Japan’s Nuclear Crisis Could Reach the U.S.

The devastating earthquake in Japan has raised fears of a nuclear disaster after dangerous levels of radiation escaped Fukushima No. 1 (Daiichi), a plant 150 miles north of Tokyo.  One reactor’s steel containment structure was breached by an explosion, and another reactor in the same plant caught fire.  In addition to the Daiichi plant, cooling ability in three of four reactors at a second plant, Fukushima Daini, has also been compromised.

Japanese officials have already evacuated residents within a 12 mile radius, and warned that people within 20 miles of the Daiichi leak should stay indoors to avoid being sickened by the radiation.  Slightly elevated radiation levels were detected in Tokyo, but not at levels that pose any risk to human health.

The most recent explosion at Fukushima followed announcements that fuel rods in the Unit 2 reactor were exposed to air for two hours the previous evening due to human error.  Furthermore, a “suppression pool” at the bottom of Unit 2 was believed breached, escalating the danger that high levels of radiation could escape the plant.  However, the lack of cooling capacity is the most pressing issue.  Fuel rods that become too hot react with water and create hydrogen gas that collects in the containment building.  When hydrogen gas collects in sufficient quantities, it explodes.  Hydrogen gas was the cause of earlier explosions at two other reactors at the Fukushima complex on Friday and Monday.

As Japan works furiously to contain the leak and stabilize the plant, the International Atomic Energy Agency reported that dose rates of up to 400 millisiervert per hour (mSv/hr) have been reported at the site.  According to the World Health Organization, an average person is exposed to 3mSv in a year.  Until the plant is stabilized and the full scope of radiation leakage is known, it remains to be seen what the short and long term effects on health will be.

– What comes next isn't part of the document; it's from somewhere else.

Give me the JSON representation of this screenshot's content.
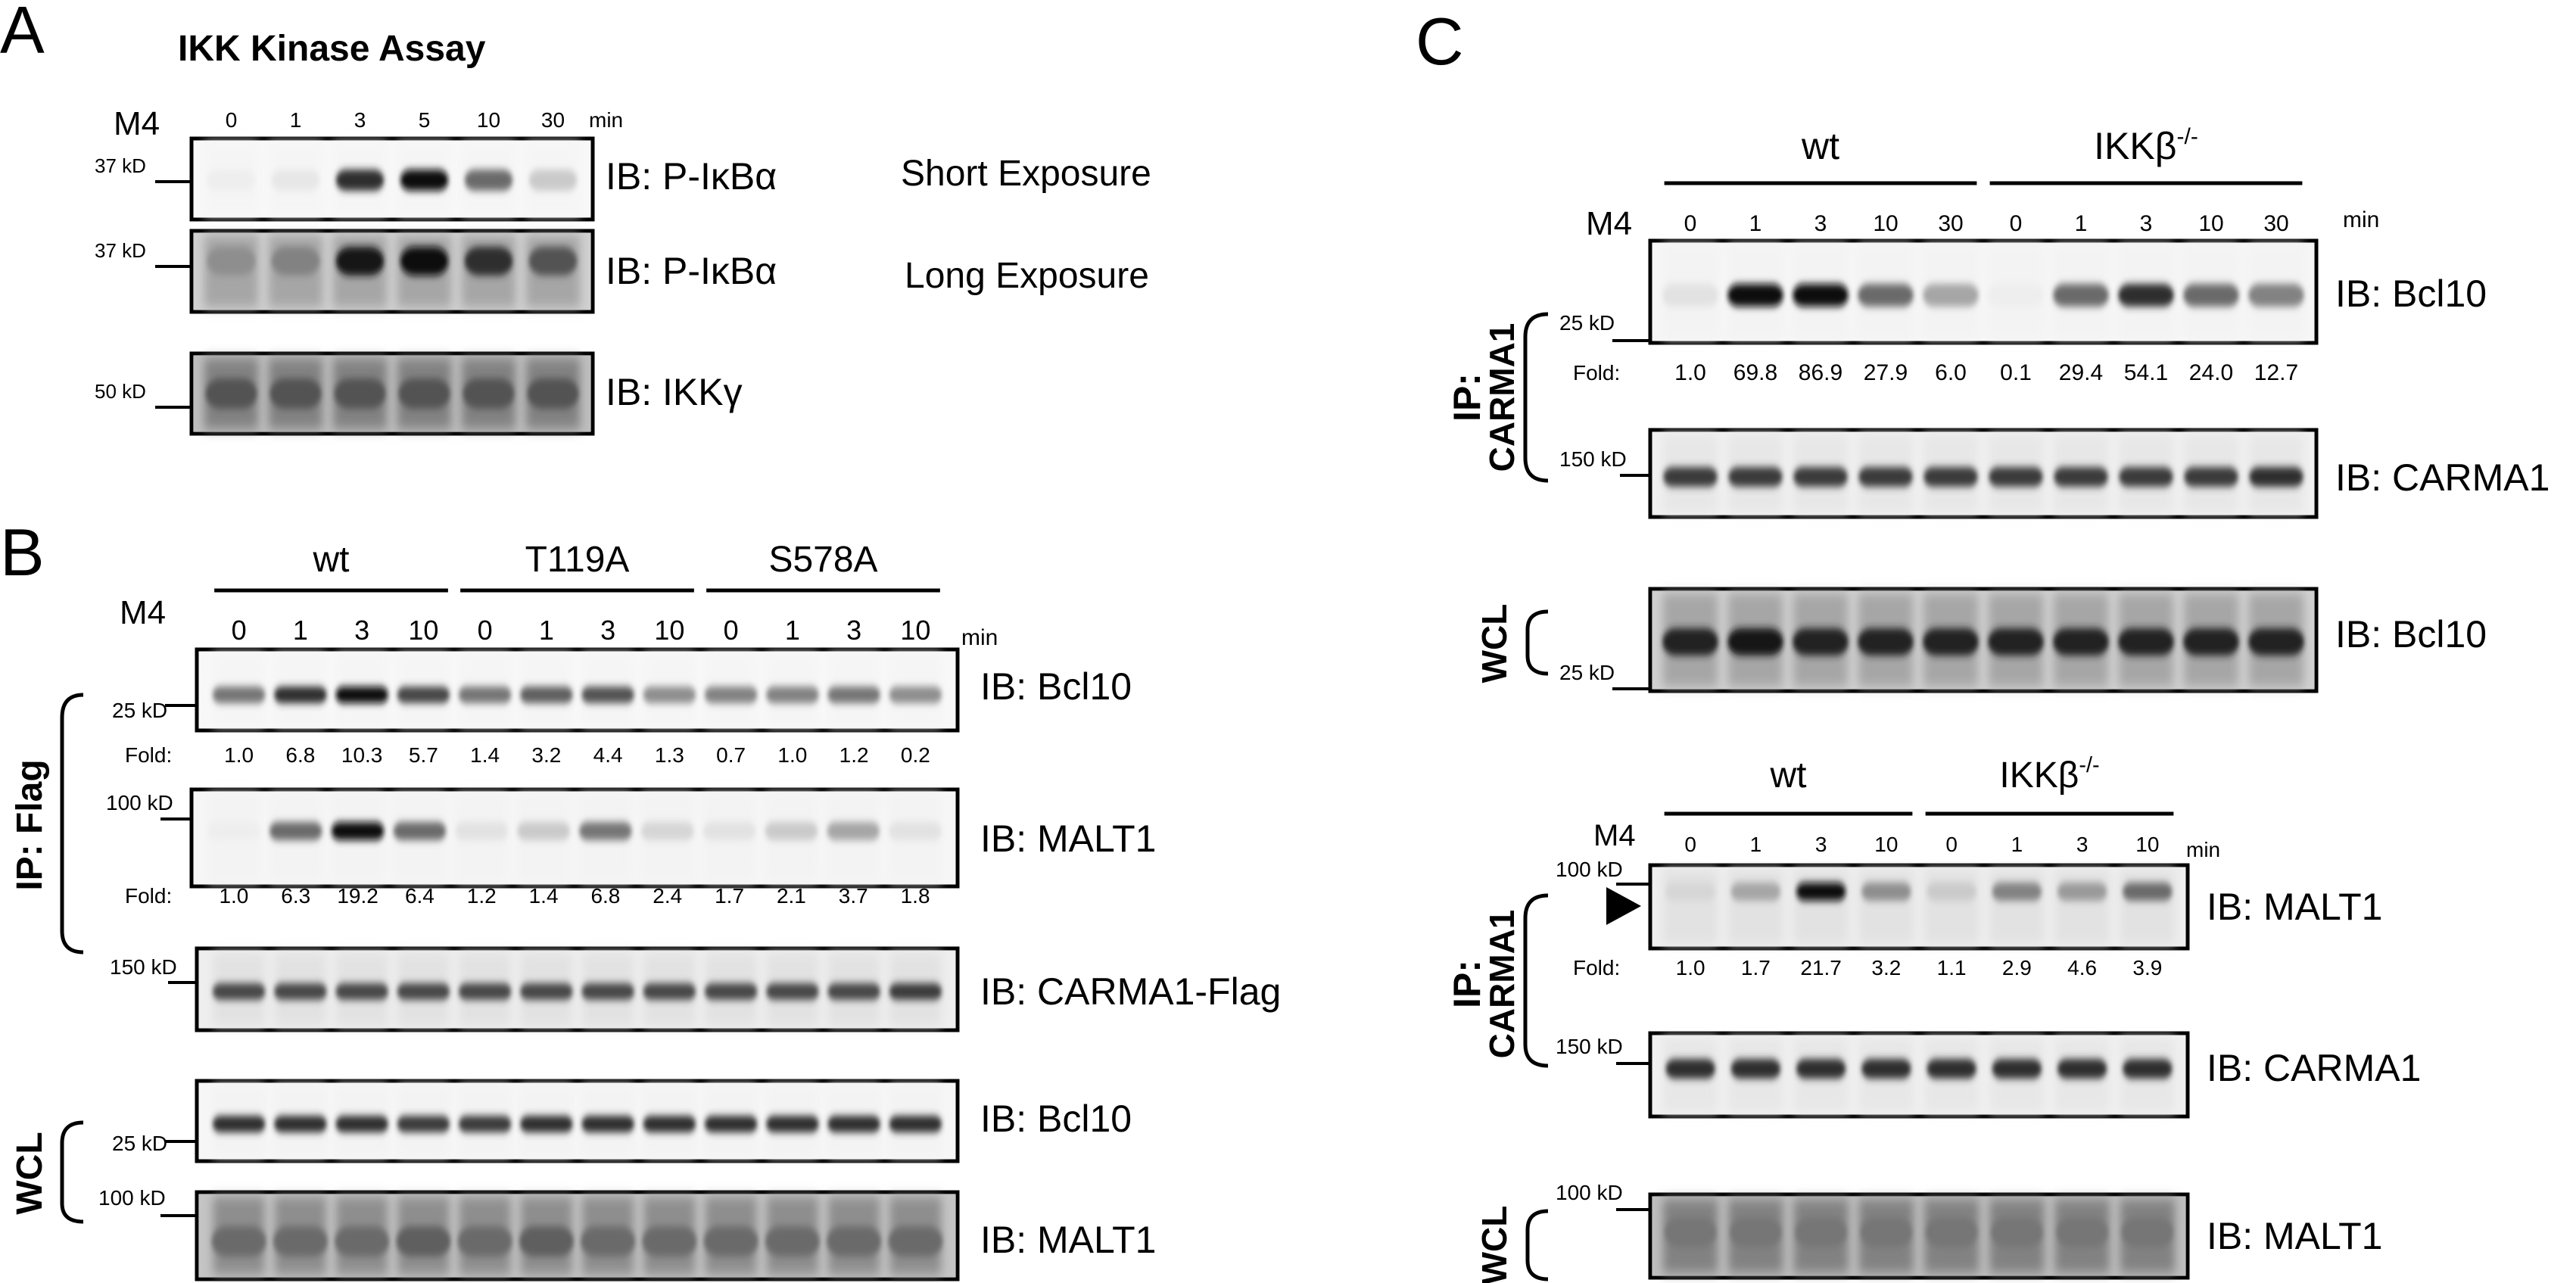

The aftermath of the Japanese nuclear crisis could have lasting political effects by derailing or postponing nuclear development in the U.S.  The Obama administration had previously proposed expanding the domestic nuclear program through $36 billion in loan guarantees for 20 new nuclear plants in order to meet future energy needs.  The events in Japan have already prompted several politicians to call for a moratorium on new nuclear plant construction in areas susceptible to earthquakes.  Others, such as Senate Energy Committee chairman Jeff Bingaman (D), believe the US can learn from the events in Japan but that a moratorium on is unnecessary.  Regardless of the eventual outcome, the Japanese nuclear crisis promises to fuel debate on the sagacity of utilizing nuclear energy to meet our future needs.